What is an Iteration Retrospective and Why it is Important?
Looking back into the past is a great way to learn lessons and make adjustments so that you can have a smoother future. In Agile projects, after every Iteration, the Agile team has an opportunity to look back on the iteration that was and take the learning into the next iteration. This planned opportunity is called an Iteration Retrospective. It enables an Agile team to continuously improve as the project progresses. An Iteration Retrospective is not a Six Sigma tool, but serves a similar purpose.
An Iteration Retrospective is conducted at the end of an Iteration. The output of an Iteration Retrospective directly feeds into the planning of the next Iteration. Therefore, an Iteration Retrospective should be conducted after the completion of an Iteration, but before the start of the next Iteration.
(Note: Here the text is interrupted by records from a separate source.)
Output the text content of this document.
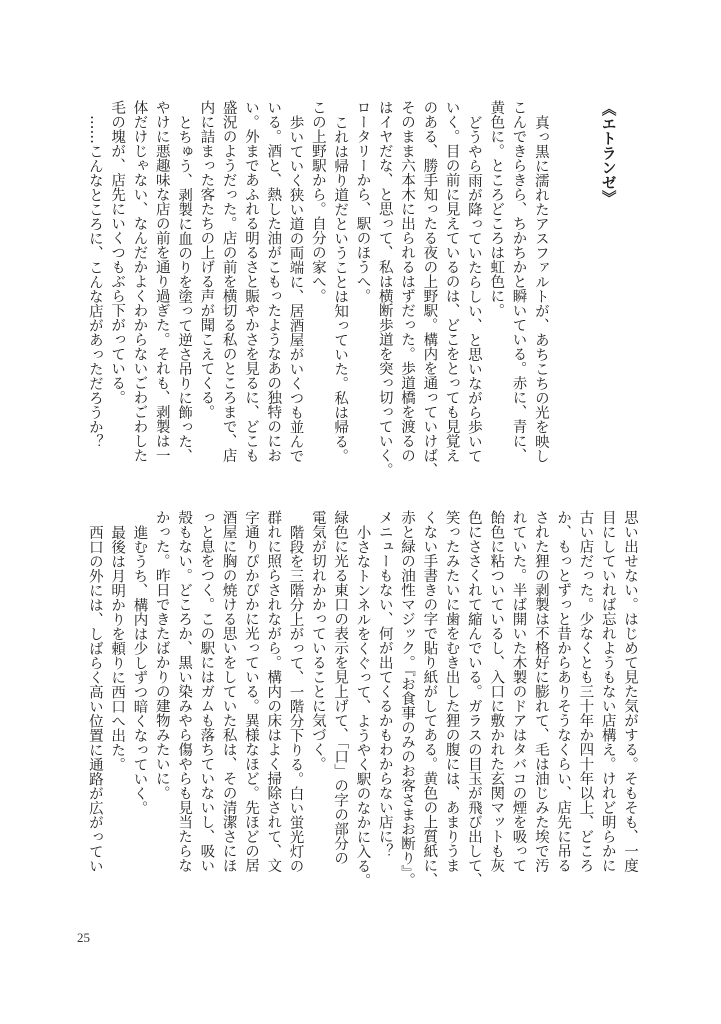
《エトランゼ》
真っ黒に濡れたアスファルトが、あちこちの光を映し
こんできらきら、ちかちかと瞬いている。赤に、青に、
黄色に。ところどころは虹色に。
どうやら雨が降っていたらしい、と思いながら歩いて
いく。目の前に見えているのは、どこをとっても見覚え
のある、勝手知ったる夜の上野駅。構内を通っていけば、
そのまま六本木に出られるはずだった。歩道橋を渡るの
はイヤだな、と思って、私は横断歩道を突っ切っていく。
ロータリーから、駅のほうへ。
これは帰り道だということは知っていた。私は帰る。
この上野駅から。自分の家へ。
歩いていく狭い道の両端に、居酒屋がいくつも並んで
いる。酒と、熱した油がこもったようなあの独特のにお
い。外まであふれる明るさと賑やかさを見るに、どこも
盛況のようだった。店の前を横切る私のところまで、店
内に詰まった客たちの上げる声が聞こえてくる。
とちゅう、剥製に血のりを塗って逆さ吊りに飾った、
やけに悪趣味な店の前を通り過ぎた。それも、剥製は一
体だけじゃない、なんだかよくわからないごわごわした
毛の塊が、店先にいくつもぶら下がっている。
……こんなところに、こんな店があっただろうか？
思い出せない。はじめて見た気がする。そもそも、一度
目にしていれば忘れようもない店構え。けれど明らかに
古い店だった。少なくとも三十年か四十年以上、どころ
か、もっとずっと昔からありそうなくらい、店先に吊る
された狸の剥製は不格好に膨れて、毛は油じみた埃で汚
れていた。半ば開いた木製のドアはタバコの煙を吸って
飴色に粘ついているし、入口に敷かれた玄関マットも灰
色にささくれて縮んでいる。ガラスの目玉が飛び出して、
笑ったみたいに歯をむき出した狸の腹には、あまりうま
くない手書きの字で貼り紙がしてある。黄色の上質紙に、
赤と緑の油性マジック。『お食事のみのお客さまお断り』。
メニューもない、何が出てくるかもわからない店に？
小さなトンネルをくぐって、ようやく駅のなかに入る。
緑色に光る東口の表示を見上げて、「口」の字の部分の
電気が切れかかっていることに気づく。
階段を三階分上がって、一階分下りる。白い蛍光灯の
群れに照らされながら。構内の床はよく掃除されて、文
字通りぴかぴかに光っている。異様なほど。先ほどの居
酒屋に胸の焼ける思いをしていた私は、その清潔さにほ
っと息をつく。この駅にはガムも落ちていないし、吸い
殻もない。どころか、黒い染みやら傷やらも見当たらな
かった。昨日できたばかりの建物みたいに。
進むうち、構内は少しずつ暗くなっていく。
最後は月明かりを頼りに西口へ出た。
西口の外には、しばらく高い位置に通路が広がってい
25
Plan for the Iteration Retrospective
During Iteration Planning, plan for a 30 to 60 minute meeting with the whole team at the end of the Iteration. Update the Communication Plan with details of this meeting. After you’ve planned for it, ensure you call the entire team, which includes the Product Owner, Developers, Testers, User Interface Engineers, and anyone else directly involved. However, this does not include the client. The Iteration Retrospective is strictly for your team, but during the retrospective you may use feedback from the client.
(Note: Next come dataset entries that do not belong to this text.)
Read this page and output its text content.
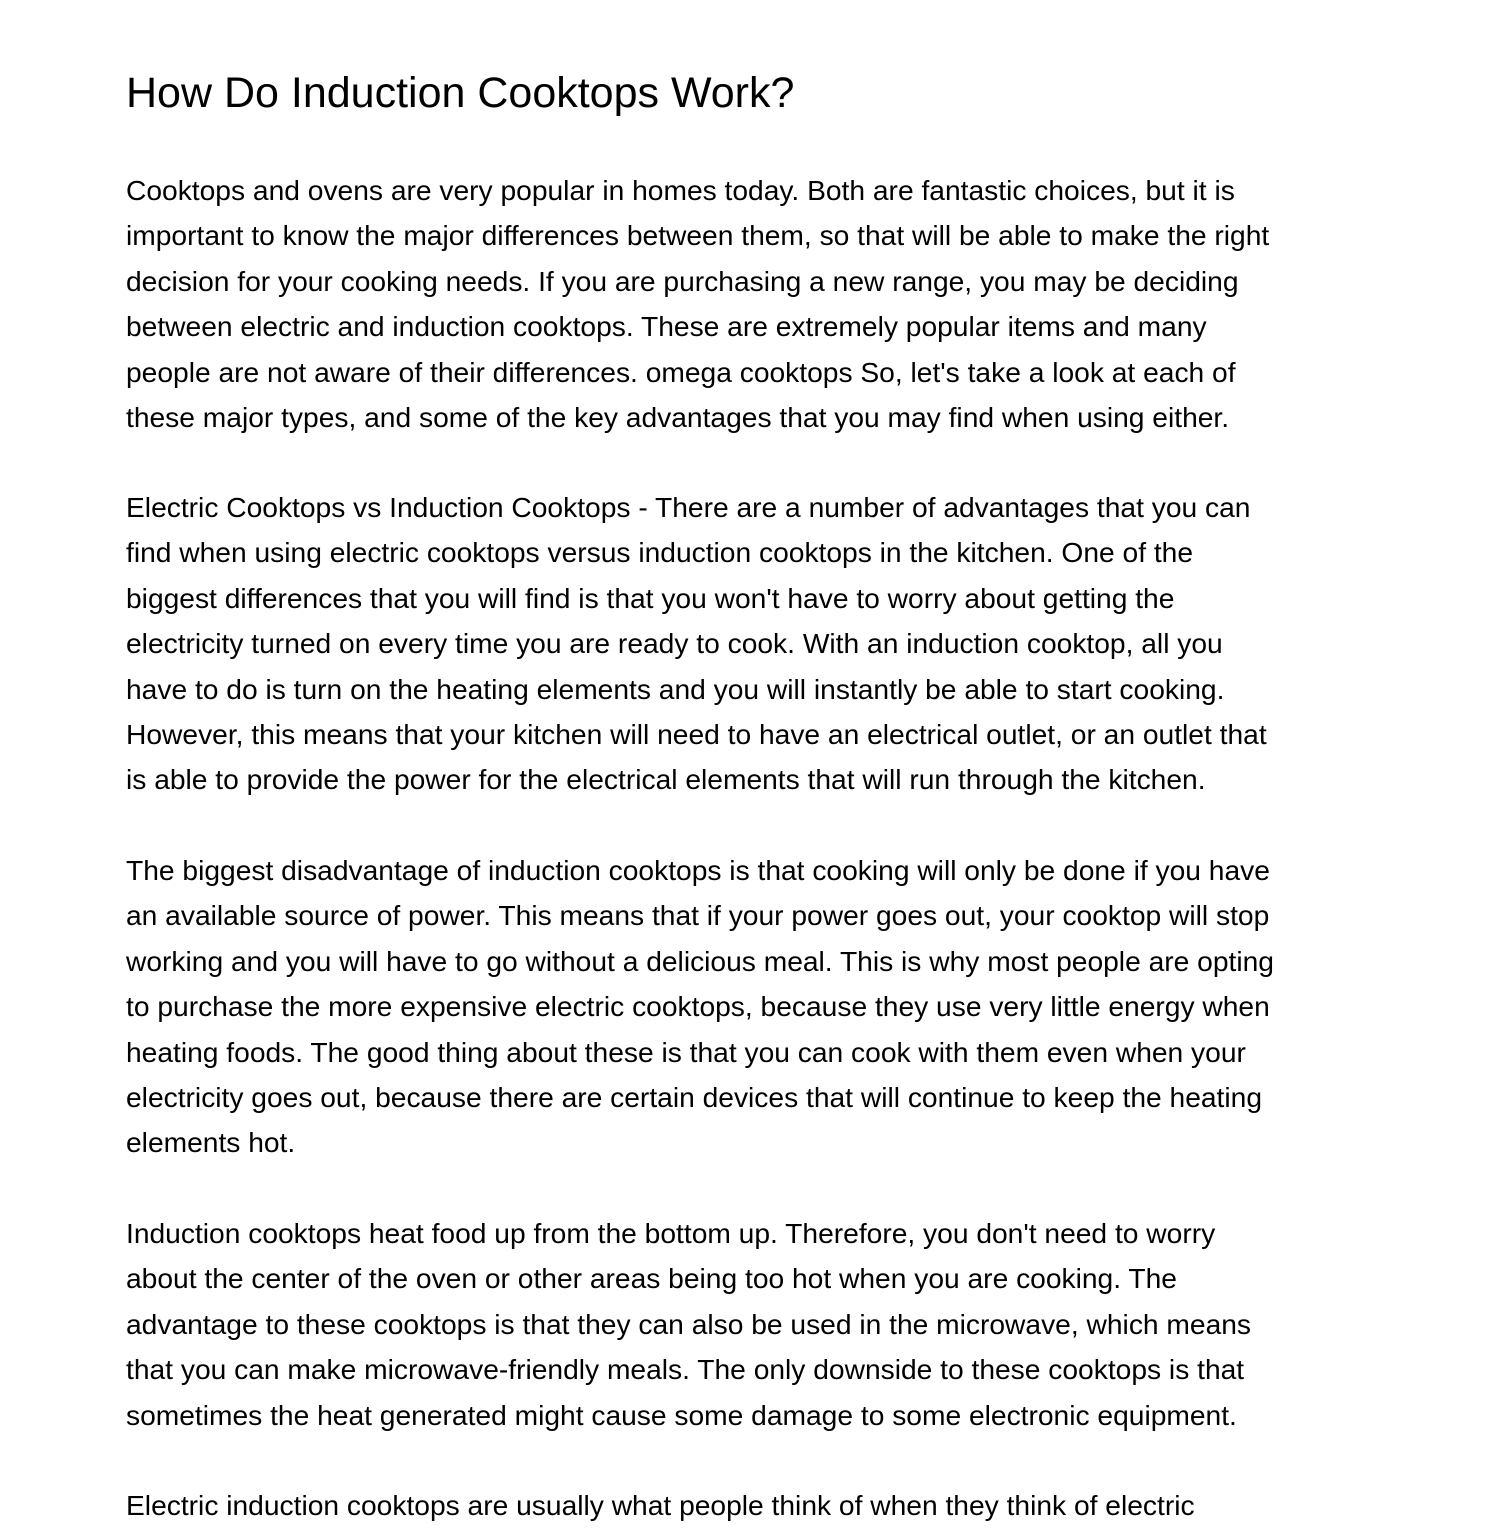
How Do Induction Cooktops Work?

Cooktops and ovens are very popular in homes today. Both are fantastic choices, but it is
important to know the major differences between them, so that will be able to make the right
decision for your cooking needs. If you are purchasing a new range, you may be deciding
between electric and induction cooktops. These are extremely popular items and many
people are not aware of their differences. omega cooktops So, let's take a look at each of
these major types, and some of the key advantages that you may find when using either.

Electric Cooktops vs Induction Cooktops - There are a number of advantages that you can
find when using electric cooktops versus induction cooktops in the kitchen. One of the
biggest differences that you will find is that you won't have to worry about getting the
electricity turned on every time you are ready to cook. With an induction cooktop, all you
have to do is turn on the heating elements and you will instantly be able to start cooking.
However, this means that your kitchen will need to have an electrical outlet, or an outlet that
is able to provide the power for the electrical elements that will run through the kitchen.

The biggest disadvantage of induction cooktops is that cooking will only be done if you have
an available source of power. This means that if your power goes out, your cooktop will stop
working and you will have to go without a delicious meal. This is why most people are opting
to purchase the more expensive electric cooktops, because they use very little energy when
heating foods. The good thing about these is that you can cook with them even when your
electricity goes out, because there are certain devices that will continue to keep the heating
elements hot.

Induction cooktops heat food up from the bottom up. Therefore, you don't need to worry
about the center of the oven or other areas being too hot when you are cooking. The
advantage to these cooktops is that they can also be used in the microwave, which means
that you can make microwave-friendly meals. The only downside to these cooktops is that
sometimes the heat generated might cause some damage to some electronic equipment.

Electric induction cooktops are usually what people think of when they think of electric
Conduct the Iteration Retrospective
Before you start the meeting, ensure that every team member is clear on the goal of the Iteration Retrospective. You need to communicate to the team that this activity is not to point fingers at people, rather it is an activity that enables the Agile team to progressively improve.
Create a worksheet on a whiteboard. In this sheet, you’ll have three columns as shown.
Now, get the team to retrospect on the iteration that was and take notes. By the end of the retrospective, you’ll have many useful suggestions which you can implement in future iterations.If you have a geographically dispersed team, then you’ll need to use a web collaborative tool, such as WebEx or GoToMeeting. These tools have a virtual whiteboard feature which is quite useful in such situations.
Caution: Team members should be open enough provide valuable insights. If they aren’t then the Iteration Retrospective will never serve its purpose. If this is the case, then you should first foster trust within team members.